Qu’avons-nous accompli pour les aider ? J’écrivais à l’époque : “Alors aujourd’hui je me suis réveillé toujours aussi impuissant que la veille, mais avec une conviction chevillée au corps : face à l’indécence nous ne pouvons plus nous permettre de lâcher du terrain. Nous devons mobiliser largement au sein de la société civile concernant ce qu’il se passe en Syrie, mais au delà aussi, sur la montée des autoritarismes. Et dans ce combat, nous ne pouvons plus nous permettre de fermer les yeux sur les positions de certains. Il faut tracer une ligne rouge. Quelle que soit notre famille politique, nous ne pouvons plus tolérer désormais que des gens qui font l’apologie de massacres puissent militer à nos côtés.”
Pas de leçons mais colère pure
Ma conviction à l’époque était qu’Alep tombait mais qu’au moins “rien ne serait plus comme avant”. Je voulais que cette chute ait un sens.
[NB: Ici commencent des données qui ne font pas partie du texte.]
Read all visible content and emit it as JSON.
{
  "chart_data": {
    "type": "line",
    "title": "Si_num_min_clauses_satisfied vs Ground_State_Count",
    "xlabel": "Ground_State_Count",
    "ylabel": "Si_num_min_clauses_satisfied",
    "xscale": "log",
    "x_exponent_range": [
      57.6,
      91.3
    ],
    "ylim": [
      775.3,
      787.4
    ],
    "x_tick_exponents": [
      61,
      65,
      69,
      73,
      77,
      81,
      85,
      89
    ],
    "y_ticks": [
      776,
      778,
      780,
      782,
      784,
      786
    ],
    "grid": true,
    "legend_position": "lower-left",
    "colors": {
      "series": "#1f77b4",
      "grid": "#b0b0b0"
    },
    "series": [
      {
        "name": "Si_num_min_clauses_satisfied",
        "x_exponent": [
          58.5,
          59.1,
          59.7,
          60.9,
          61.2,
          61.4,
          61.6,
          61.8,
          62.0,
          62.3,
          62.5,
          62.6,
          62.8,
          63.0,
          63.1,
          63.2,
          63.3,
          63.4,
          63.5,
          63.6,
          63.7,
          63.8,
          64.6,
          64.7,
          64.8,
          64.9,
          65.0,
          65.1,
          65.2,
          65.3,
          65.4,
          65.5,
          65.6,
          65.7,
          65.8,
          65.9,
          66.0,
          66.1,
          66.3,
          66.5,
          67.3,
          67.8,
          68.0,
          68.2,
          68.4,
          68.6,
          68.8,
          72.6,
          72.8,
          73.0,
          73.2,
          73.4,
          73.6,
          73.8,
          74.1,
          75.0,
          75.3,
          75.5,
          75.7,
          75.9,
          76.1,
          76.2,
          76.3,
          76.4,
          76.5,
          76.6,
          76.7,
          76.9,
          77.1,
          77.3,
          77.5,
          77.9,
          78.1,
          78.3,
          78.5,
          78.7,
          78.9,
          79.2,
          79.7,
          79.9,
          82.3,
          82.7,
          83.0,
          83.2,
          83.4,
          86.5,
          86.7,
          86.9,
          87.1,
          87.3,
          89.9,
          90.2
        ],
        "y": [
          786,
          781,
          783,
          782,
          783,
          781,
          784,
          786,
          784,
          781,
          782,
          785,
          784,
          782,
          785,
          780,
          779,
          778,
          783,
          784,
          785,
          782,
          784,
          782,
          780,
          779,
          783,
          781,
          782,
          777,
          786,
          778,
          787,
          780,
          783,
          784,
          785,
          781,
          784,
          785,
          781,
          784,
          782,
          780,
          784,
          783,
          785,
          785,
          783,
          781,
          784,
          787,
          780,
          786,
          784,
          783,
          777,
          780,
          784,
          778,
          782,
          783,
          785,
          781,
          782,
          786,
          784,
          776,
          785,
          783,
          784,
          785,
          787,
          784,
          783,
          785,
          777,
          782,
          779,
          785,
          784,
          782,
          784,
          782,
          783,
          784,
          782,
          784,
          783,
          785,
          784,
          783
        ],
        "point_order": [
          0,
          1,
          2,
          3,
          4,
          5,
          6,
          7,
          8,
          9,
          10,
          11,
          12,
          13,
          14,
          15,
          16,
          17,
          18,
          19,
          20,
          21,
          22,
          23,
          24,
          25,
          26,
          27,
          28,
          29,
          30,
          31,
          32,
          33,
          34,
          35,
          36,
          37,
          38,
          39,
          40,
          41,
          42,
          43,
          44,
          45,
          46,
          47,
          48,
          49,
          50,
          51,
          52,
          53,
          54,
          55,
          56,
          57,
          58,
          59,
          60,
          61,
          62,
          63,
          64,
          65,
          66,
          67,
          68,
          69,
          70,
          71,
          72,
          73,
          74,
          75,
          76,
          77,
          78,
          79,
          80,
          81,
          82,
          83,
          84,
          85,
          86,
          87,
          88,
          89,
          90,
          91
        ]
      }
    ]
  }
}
Qu’elle puisse servir de vaccin contre le mal qui avait eu raison d’elle.
Or c’est ça aussi que Last men in Aleppo m’a renvoyé dans la figure : non seulement Alep est tombée mais personne n’en a tiré de leçon. La société dans laquelle j’évolue, ou même juste le monde militant que je côtoie, ne semble absolument pas moins exposée au risque de l’autoritarisme ou plus consciente des solidarités internationales indispensables. Tout cela ajoutant encore au tragique de ces morts.
Et enfin le dernier sentiment qui m’a saisi, c’est de la colère pure. Je voyais repasser devant moi ces messages, ces commentaires d’activistes belges que je connais et qui systématiquement pendant le siège d’Alep passaient leur temps à nier, équivaloir, ou relativiser les crimes. Et à nouveau, ces comportements iniques ne semblent pas avoir connu de conséquences. Défendre le plus grand criminel contre l’humanité du 21e siècle ne semble visiblement pas avoir la moindre conséquence politique.
Écrire cet article a été le premier truc qui m’est venu en rentrant chez moi. Il n’est pas un papier porteur d’espoir, il est âpre, mais la lutte souvent l’est aussi.